Há aqueles filmes americanos de quinta categoria em que uma ou mais criancinhas tentam voltar a juntar os pais que se separaram. Acaba tudo bem, com muitas lágrimas e música a puxar ao sentimento. A família reunida, feliz para sempre. Nunca entendi estes filmes. Desde sempre os meus pais se desentenderam. Desde sempre houve separações e reconciliações. Sempre desejei ardentemente que se separassem. De vez. Ele saía de casa, de mala às costas, batendo com a porta. Durante alguns segundos invadia-me o coração uma alegria indizível. Estava livre. Mas logo caía em mim, e passava a contar, angustiado, os dias que iam passando, até ao seu inevitável regresso. Temido regresso. Anos de partidas, regressos, agressões, gritos, partidas, regressos. E eu via aqueles filmes, de criancinhas chorosas tentando reunir os pais desavindos, e não os entendia. Eu queria os meus separados. De vez. A partir de uma certa altura deixei mesmo de conseguir gozar aqueles segundos de alegria, quando ele saía batendo com a porta. Porque sabia que ele voltaria, inevitavelmente. A cada partida, agora, era maior a angústia, o terror do regresso iminente. O desespero.

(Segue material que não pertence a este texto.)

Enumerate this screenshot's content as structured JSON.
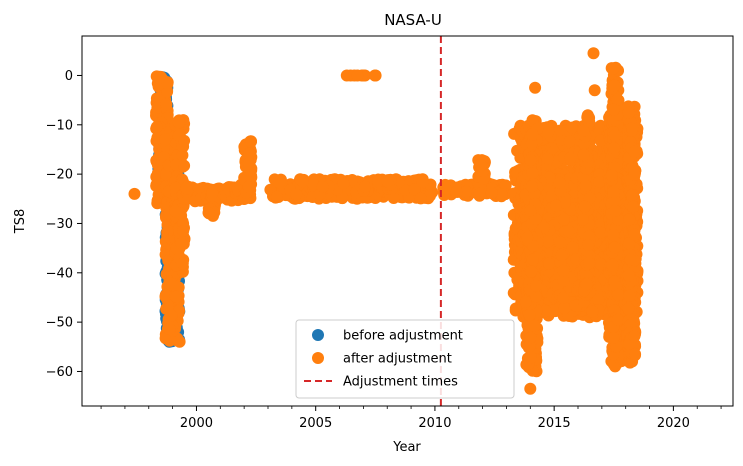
{
  "chart_data": {
    "type": "scatter",
    "title": "NASA-U",
    "xlabel": "Year",
    "ylabel": "TS8",
    "xlim": [
      1995.2,
      2022.5
    ],
    "ylim": [
      -67,
      8
    ],
    "xticks": [
      2000,
      2005,
      2010,
      2015,
      2020
    ],
    "yticks": [
      0,
      -10,
      -20,
      -30,
      -40,
      -50,
      -60
    ],
    "grid": false,
    "legend_position": "lower-center",
    "colors": {
      "before": "#1f77b4",
      "after": "#ff7f0e",
      "adjustment": "#d62728"
    },
    "series": [
      {
        "name": "before adjustment",
        "marker": "circle",
        "color": "#1f77b4",
        "ranges": [
          {
            "x": [
              1998.4,
              1998.8
            ],
            "y": [
              -26,
              0
            ]
          },
          {
            "x": [
              1998.7,
              1999.3
            ],
            "y": [
              -54,
              -18
            ]
          }
        ]
      },
      {
        "name": "after adjustment",
        "marker": "circle",
        "color": "#ff7f0e",
        "points": [
          {
            "x": 1997.4,
            "y": -24
          },
          {
            "x": 2014.2,
            "y": -2.5
          },
          {
            "x": 2016.65,
            "y": 4.5
          },
          {
            "x": 2016.7,
            "y": -3
          },
          {
            "x": 2014.0,
            "y": -63.5
          }
        ],
        "ranges": [
          {
            "x": [
              1998.3,
              1998.8
            ],
            "y": [
              -26,
              0
            ]
          },
          {
            "x": [
              1998.7,
              1999.3
            ],
            "y": [
              -54,
              -18
            ]
          },
          {
            "x": [
              1999.1,
              1999.5
            ],
            "y": [
              -40,
              -9
            ]
          },
          {
            "x": [
              1999.4,
              2002.0
            ],
            "y": [
              -25.5,
              -22.5
            ]
          },
          {
            "x": [
              2000.5,
              2000.8
            ],
            "y": [
              -28.5,
              -23
            ]
          },
          {
            "x": [
              2001.6,
              2001.9
            ],
            "y": [
              -24,
              -22
            ]
          },
          {
            "x": [
              2002.0,
              2002.3
            ],
            "y": [
              -25,
              -13
            ]
          },
          {
            "x": [
              2003.1,
              2009.9
            ],
            "y": [
              -25,
              -21
            ]
          },
          {
            "x": [
              2006.3,
              2007.6
            ],
            "y": [
              0,
              0
            ]
          },
          {
            "x": [
              2008.0,
              2008.2
            ],
            "y": [
              -23,
              -21
            ]
          },
          {
            "x": [
              2010.3,
              2013.0
            ],
            "y": [
              -24.5,
              -22
            ]
          },
          {
            "x": [
              2011.8,
              2012.1
            ],
            "y": [
              -21,
              -17
            ]
          },
          {
            "x": [
              2013.3,
              2018.5
            ],
            "y": [
              -49,
              -10
            ]
          },
          {
            "x": [
              2013.6,
              2018.4
            ],
            "y": [
              -48,
              -20
            ]
          },
          {
            "x": [
              2013.8,
              2014.3
            ],
            "y": [
              -60,
              -9
            ]
          },
          {
            "x": [
              2016.2,
              2016.5
            ],
            "y": [
              -45,
              -8
            ]
          },
          {
            "x": [
              2017.3,
              2017.9
            ],
            "y": [
              -58,
              -8
            ]
          },
          {
            "x": [
              2017.4,
              2017.7
            ],
            "y": [
              -59,
              2
            ]
          },
          {
            "x": [
              2018.1,
              2018.4
            ],
            "y": [
              -59,
              -6
            ]
          }
        ]
      }
    ],
    "adjustment_times": [
      2010.25
    ]
  }
}
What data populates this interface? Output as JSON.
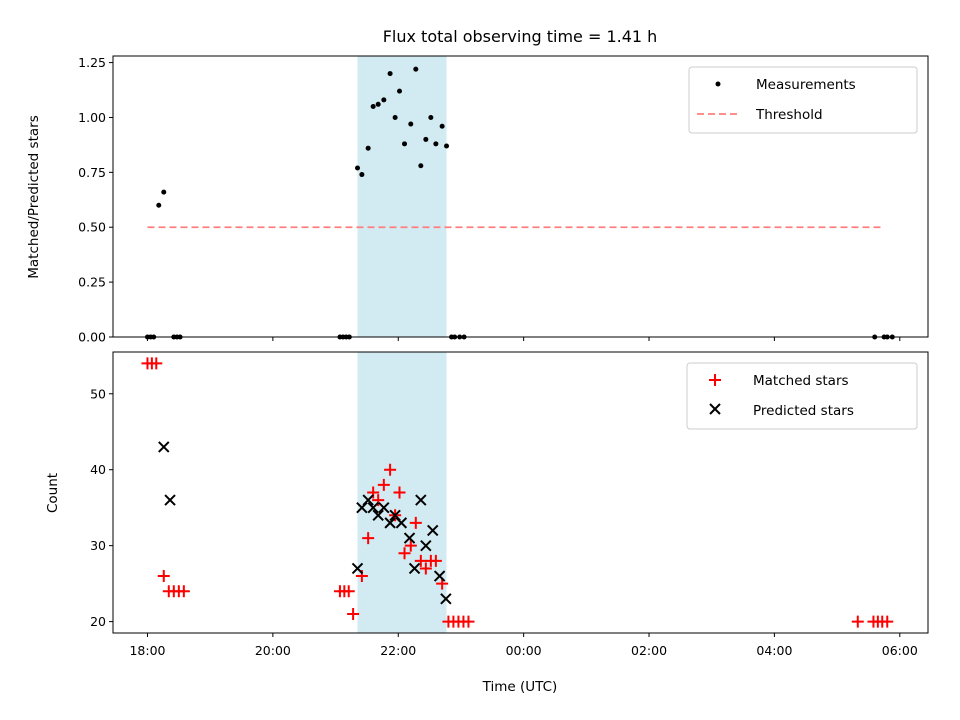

O imaginar uma vida insuportável de regressos. Até que um dia percebi que ele não voltaria. Porque desta vez éramos nós que partíamos. O dia em que percebi que os meus pais nunca mais voltariam um para o outro. O dia em que ficou claro que a separação era irreversível. O dia em que soube que não haveria mais regressos. O dia mais feliz da minha vida.